The Authorized Dealer would load profit and exchange margin on interbank rate as per their bank’s policy. Such rate is called merchant rate.

Value dates in foreign exchange rates:

Cash transactions:  Rate Today and Settlement same day.

Tom: Rate Today and Settlement on first succeeding working day.

Spot: Rate Today and settlement on second succeeding working day.

Forward: Rate today and settlement from third succeeding working day.

Forward rate quoted at premium or discount:

In direct method of quoting, forward rate at premium means, the foreign currency will be dearer (costlier) at a future date compared to spot rate. The AD would add premium on spot rate on buying as well as selling side to arrive at the forward rate. If forward rate is at a discount, that means the foreign currency will be available at cheaper at a future date, compared to spot rate. The discount is deducted from spot rate on buying as well selling rate to arrive at the forward discount rate. .

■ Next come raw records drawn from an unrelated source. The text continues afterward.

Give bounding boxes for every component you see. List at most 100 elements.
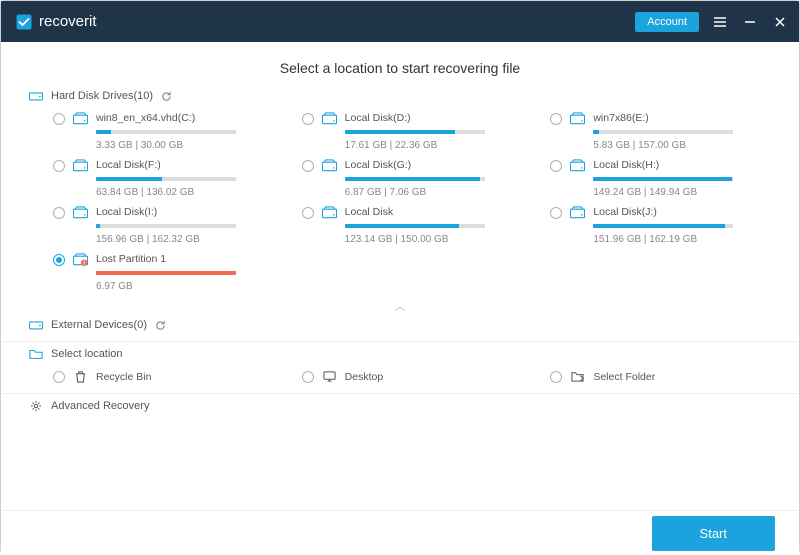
drive-item[interactable]: Local Disk 123.14 GB | 150.00 GB (302, 206, 523, 245)
page-title: Select a location to start recovering fi… (29, 60, 771, 76)
drive-radio[interactable] (302, 113, 314, 125)
drive-name: win8_en_x64.vhd(C:) (96, 112, 274, 124)
usage-bar (345, 177, 485, 181)
external-label: External Devices(0) (51, 319, 147, 331)
drive-size: 6.87 GB | 7.06 GB (345, 187, 523, 198)
refresh-icon[interactable] (161, 91, 172, 102)
drive-size: 123.14 GB | 150.00 GB (345, 234, 523, 245)
close-icon[interactable] (773, 15, 787, 29)
drive-name: Local Disk(H:) (593, 159, 771, 171)
disk-icon (322, 206, 337, 219)
usage-bar (345, 130, 485, 134)
drive-info: Local Disk(F:) 63.84 GB | 136.02 GB (96, 159, 274, 198)
drive-item[interactable]: Local Disk(J:) 151.96 GB | 162.19 GB (550, 206, 771, 245)
drive-radio[interactable] (302, 160, 314, 172)
disk-icon (322, 159, 337, 172)
select-location-item[interactable]: Select Folder (550, 370, 771, 383)
select-folder-icon (570, 370, 585, 383)
usage-bar (593, 224, 733, 228)
desktop-icon (322, 370, 337, 383)
location-label: Select Folder (593, 371, 655, 383)
advanced-recovery-header[interactable]: Advanced Recovery (29, 400, 771, 412)
external-hdd-icon (29, 319, 43, 331)
minimize-icon[interactable] (743, 15, 757, 29)
location-label: Recycle Bin (96, 371, 151, 383)
drive-radio[interactable] (53, 160, 65, 172)
hard-disk-section-header: Hard Disk Drives(10) (29, 90, 771, 102)
collapse-toggle[interactable]: ︿ (29, 298, 771, 313)
disk-icon (570, 112, 585, 125)
drive-radio[interactable] (53, 254, 65, 266)
location-radio[interactable] (302, 371, 314, 383)
folder-icon (29, 348, 43, 360)
brand-text: recoverit (39, 13, 97, 30)
drive-radio[interactable] (302, 207, 314, 219)
advanced-label: Advanced Recovery (51, 400, 149, 412)
usage-bar (96, 177, 236, 181)
drive-radio[interactable] (550, 207, 562, 219)
disk-icon (73, 159, 88, 172)
drive-radio[interactable] (550, 160, 562, 172)
select-location-label: Select location (51, 348, 123, 360)
logo-icon (15, 13, 33, 31)
location-label: Desktop (345, 371, 384, 383)
drive-info: Lost Partition 16.97 GB (96, 253, 274, 292)
drive-radio[interactable] (53, 113, 65, 125)
drive-name: Local Disk(J:) (593, 206, 771, 218)
drive-info: Local Disk(I:) 156.96 GB | 162.32 GB (96, 206, 274, 245)
lost-disk-icon (73, 253, 88, 266)
drive-info: Local Disk(J:) 151.96 GB | 162.19 GB (593, 206, 771, 245)
drive-item[interactable]: Lost Partition 16.97 GB (53, 253, 274, 292)
disk-icon (322, 112, 337, 125)
drive-size: 156.96 GB | 162.32 GB (96, 234, 274, 245)
app-logo: recoverit (15, 13, 97, 31)
usage-bar (345, 224, 485, 228)
location-radio[interactable] (550, 371, 562, 383)
disk-icon (570, 206, 585, 219)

The derivative is financial product, it is used to hedge exchange risk, interest rate risk etc. As the value is derived out of underlying, it is called derivative. The examples of derivative are

  1. Forward contract
  2. Options
  3. Forward rate agreement
  4. Interest rate swaps

Derivatives are traded in exchange house or over the Counter (OTC). Most of the derivatives are marked to the market and there is a market risk of loss. However derivatives divert risks from investors who are risk averse to those who are ready to take risk for earning more profit. 

Forward contract

Exchange agreement between two parties to deliver one currency in exchange for another currency at a forward or future date.

Futures contract: 

Futures contract is an agreement to buy or sell a particular commodity, currency or security on a fixed future date, at a fixed price. Unlike option, in future contract, the buyer and seller must complete the deal as agreed in the future contract.

Exchange Contract?

Exchange contract is a Verbal, or written agreement, between two parties, to deliver one currency in exchange for another currency, for a specific value, date, or as in the case of an option contract, for a specific period.

What are the options?

Options are two types. 1. Call option.   2. Put option.

Call option: Call option is the option of the buyer to buy an asset at a specified price and time.

Put option: Put option is the right of a seller to sell an asset at a specified price and time.

Obligation of buyer or seller under option contract:

There is no obligation on the part of buyer or seller to buy or sell the asset at ‘exercise price’ under option contract. They will do so, if the deal is profitable to them. In case of lapse of option, only option money or premium, which is initial purchase money of the option, is lost. The agents of trade and industry normally hedge, by way of options, against the risk of wide fluctuations in prices. Option also allows dealers and speculators to gamble for large profits with limited liability. The maximum option period allowed is one calendar month. If the delivery date or the last date of the option happens to be a holiday, the delivery has to be effected on the preceding working day.